1.1 Purpose of Miyaji-CREST

Recently, big data analysis results are expected to be used in various situations such as medical or industrial fields for new medicine or product development. For this reason, it is important to establish a secure infrastructure of the collection, analysis, and use of big data. We need to consider mainly three entities for the infrastructure: data owner, analysis institutions, and users. This research pays attention to a balance between privacy and utilization and also realizes appropriate reduction and feedback of the data analysis results to the data owners.

To build a secure big data infrastructure that connects data owners, analysis institutions, and user institutions in a circle of trust, we construct security technologies necessary for big data utilization. Our main security technologies are oblivious RAM (ORAM), private set intersection (PSI), privacy-preserving classification, privacy configuration support, privacy risk assessment, and traceability. Furthermore, we consider the robustness against various attacks such as cyber attacks and post-quantum security.
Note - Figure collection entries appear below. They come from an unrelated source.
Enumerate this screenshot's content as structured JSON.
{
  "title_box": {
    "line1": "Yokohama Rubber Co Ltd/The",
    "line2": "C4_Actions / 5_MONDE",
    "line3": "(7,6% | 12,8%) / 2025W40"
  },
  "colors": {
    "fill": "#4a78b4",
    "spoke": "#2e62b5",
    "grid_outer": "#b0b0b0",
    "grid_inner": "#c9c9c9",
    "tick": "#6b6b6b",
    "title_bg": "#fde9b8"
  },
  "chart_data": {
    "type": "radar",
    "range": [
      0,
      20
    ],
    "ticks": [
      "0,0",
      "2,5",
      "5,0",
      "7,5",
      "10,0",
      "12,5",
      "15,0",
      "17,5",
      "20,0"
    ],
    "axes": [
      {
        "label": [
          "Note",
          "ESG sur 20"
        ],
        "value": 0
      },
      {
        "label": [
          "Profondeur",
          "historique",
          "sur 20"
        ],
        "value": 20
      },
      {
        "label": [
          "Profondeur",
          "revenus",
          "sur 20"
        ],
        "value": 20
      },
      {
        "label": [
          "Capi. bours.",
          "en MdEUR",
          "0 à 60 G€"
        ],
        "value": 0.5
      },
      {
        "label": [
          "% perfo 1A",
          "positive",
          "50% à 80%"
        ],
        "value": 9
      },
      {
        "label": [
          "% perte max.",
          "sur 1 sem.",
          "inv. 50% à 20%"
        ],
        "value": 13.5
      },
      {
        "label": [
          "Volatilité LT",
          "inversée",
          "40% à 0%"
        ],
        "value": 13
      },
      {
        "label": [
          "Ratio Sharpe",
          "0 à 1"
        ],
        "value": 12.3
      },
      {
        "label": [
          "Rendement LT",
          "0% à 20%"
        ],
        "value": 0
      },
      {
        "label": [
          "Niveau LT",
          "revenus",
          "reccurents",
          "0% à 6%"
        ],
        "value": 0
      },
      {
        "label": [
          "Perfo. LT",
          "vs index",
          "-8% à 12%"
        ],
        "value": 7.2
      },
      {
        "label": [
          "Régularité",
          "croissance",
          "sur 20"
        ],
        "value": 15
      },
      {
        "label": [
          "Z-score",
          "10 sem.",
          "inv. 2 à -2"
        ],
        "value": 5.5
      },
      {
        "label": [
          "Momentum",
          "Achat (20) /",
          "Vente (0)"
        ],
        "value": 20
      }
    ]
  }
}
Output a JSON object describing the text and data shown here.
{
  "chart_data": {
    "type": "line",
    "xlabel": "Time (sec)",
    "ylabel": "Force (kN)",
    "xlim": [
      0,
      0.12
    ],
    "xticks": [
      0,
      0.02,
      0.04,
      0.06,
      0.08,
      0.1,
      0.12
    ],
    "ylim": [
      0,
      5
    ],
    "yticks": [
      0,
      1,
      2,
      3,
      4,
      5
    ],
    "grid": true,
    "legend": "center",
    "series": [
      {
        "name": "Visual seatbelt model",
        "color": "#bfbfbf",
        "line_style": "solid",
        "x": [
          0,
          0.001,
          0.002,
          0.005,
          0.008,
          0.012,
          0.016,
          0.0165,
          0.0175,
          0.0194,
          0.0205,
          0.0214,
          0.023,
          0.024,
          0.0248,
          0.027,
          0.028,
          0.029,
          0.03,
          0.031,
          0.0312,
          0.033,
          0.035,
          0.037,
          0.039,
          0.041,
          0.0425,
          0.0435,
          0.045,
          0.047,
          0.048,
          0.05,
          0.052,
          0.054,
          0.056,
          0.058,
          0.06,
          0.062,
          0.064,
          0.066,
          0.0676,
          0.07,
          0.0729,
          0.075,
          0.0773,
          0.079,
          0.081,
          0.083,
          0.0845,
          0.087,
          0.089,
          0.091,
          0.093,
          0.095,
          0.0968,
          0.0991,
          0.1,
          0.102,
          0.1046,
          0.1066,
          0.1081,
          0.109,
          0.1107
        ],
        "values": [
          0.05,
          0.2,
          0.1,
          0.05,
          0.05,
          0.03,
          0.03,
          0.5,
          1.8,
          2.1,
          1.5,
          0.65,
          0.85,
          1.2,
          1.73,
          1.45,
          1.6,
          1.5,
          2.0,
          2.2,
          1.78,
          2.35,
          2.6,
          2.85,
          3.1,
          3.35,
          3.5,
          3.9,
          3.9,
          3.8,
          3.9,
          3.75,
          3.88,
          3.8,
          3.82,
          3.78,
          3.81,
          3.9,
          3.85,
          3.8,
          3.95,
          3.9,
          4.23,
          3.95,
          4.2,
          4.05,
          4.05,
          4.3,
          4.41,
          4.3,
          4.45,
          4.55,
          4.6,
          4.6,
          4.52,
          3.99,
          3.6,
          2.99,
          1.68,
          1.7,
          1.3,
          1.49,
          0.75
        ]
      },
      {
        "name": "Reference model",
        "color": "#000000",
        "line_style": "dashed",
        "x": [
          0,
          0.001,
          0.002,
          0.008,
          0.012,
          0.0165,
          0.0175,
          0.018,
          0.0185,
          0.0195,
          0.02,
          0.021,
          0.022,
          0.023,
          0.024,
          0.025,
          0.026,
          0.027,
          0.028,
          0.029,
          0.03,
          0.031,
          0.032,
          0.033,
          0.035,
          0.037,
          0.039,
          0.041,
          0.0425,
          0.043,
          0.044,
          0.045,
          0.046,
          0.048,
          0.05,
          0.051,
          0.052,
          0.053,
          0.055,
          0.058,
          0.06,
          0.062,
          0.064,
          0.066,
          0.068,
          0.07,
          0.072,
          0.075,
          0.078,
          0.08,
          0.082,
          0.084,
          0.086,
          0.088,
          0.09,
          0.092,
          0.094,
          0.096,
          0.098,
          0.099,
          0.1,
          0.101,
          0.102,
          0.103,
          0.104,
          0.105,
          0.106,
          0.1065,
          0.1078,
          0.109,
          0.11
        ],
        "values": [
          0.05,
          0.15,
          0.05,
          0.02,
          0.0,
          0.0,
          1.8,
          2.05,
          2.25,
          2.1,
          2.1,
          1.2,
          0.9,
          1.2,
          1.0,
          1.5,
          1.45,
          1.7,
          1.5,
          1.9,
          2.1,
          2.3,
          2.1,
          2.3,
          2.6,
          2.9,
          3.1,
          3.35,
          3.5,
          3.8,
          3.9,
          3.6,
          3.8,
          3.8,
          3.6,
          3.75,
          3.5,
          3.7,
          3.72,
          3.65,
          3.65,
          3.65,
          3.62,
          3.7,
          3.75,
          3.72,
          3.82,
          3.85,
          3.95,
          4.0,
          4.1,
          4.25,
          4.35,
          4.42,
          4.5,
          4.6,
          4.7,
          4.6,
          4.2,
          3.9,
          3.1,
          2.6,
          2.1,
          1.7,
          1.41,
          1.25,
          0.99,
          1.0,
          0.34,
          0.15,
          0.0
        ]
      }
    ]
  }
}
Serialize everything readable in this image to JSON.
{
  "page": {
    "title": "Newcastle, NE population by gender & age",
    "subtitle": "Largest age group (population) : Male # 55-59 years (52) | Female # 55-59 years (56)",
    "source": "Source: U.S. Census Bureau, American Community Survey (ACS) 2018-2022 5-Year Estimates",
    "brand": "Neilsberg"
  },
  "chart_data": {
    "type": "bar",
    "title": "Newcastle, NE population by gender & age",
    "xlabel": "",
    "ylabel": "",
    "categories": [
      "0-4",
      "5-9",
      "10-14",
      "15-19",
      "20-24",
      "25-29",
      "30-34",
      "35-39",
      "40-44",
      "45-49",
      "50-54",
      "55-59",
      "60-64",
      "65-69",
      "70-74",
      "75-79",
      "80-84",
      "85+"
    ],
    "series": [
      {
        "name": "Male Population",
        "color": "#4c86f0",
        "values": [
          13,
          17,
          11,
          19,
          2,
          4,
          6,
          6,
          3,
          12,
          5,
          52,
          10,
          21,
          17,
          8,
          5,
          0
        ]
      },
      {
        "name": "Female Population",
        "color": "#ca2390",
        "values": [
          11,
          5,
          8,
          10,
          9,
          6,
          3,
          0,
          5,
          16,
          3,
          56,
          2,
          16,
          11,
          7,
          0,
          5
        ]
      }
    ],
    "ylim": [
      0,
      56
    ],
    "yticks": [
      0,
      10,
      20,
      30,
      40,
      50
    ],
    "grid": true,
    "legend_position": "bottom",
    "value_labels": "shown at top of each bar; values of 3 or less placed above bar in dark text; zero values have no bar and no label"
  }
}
We construct a safe and privacy-preserving big data distribution platform that realizes the collection, analysis, utilization, and return of owners of big data in a secure and fair manner.

In addition, we demonstrate our secure big data infrastructure in a medical and living safety field. Figure 1.1 shows an overview of our research.

Fig. 1.1
figure 1

Overview of security infrastructure from data collections to utilization

1.2 Roles of Each Group

1.2.1 Security Core Group

We constructed security primitives in the following fields with the aim of realizing an infrastructure for big data utilization that conducts collection, analysis, and utilization of big data securely: 1. Analysis of security basis: Any security primitive which is used for an infrastructure of big data utilization is based on cryptology algorithms. That is, a security primitive becomes compromised if the underground cryptology algorithm is attacked. Therefore, security analysis on cryptographic primitives is important. In this research, we focus on elliptic curve cryptosystems, which achieve a compact public key cryptosystem, and learning with error (LWE)-based cryptosystems, which are types of post-quantum cryptosystems. 2. Privacy-preserving data integration among databases distributed in different organizations: This primitive integrates the same data among databases kept in different organizations while keeping any different data in an organization secret to other organizations. 3. A privacy-preserving classification: This primitive executes a procedure for the server’s classification rule to the client’s input database and outputs only a result to the client while keeping client’s input database secret to the server and server’s classification rule to the client.

1.2.2 Security Management Group

Our group focuses on research on data anonymization techniques. First, we analyze the existing anonymization techniques and adversary models for the techniques and clarify our research motivation. Then, we propose our adversary model applicable to several anonymization methods and propose a novel privacy risk analysis method. An implementation of our data anonymization tool based on the risk analysis method is introduced in the chapter.

1.2.3 Living Safety Testbed Group

The Living Safety Group deals with developing new technologies for injury prevention in daily environments such as school safety and home safety based on the security platform developed by the Security Core Group and the Security Management Group. This group has devoted itself to not only developing technology for handing the big data related to injury but also empowering practitioners through social implementation utilizing the developed technologies in cooperation with multiple stakeholders.

1.2.4 Health Testbed Group

Health Testbed Group is focused on implementing a secure clinical data collection and analysis infrastructure for clinical research using the cloud by applying the security primitives developed by the Security Core Group and Security Management Group. This group is working on standardization of data storage, cross-institutional collection, and analysis for electronic medical record data, management mechanism of patient consent information, and traceability for secondary use of medical data, for the development of our health testbed.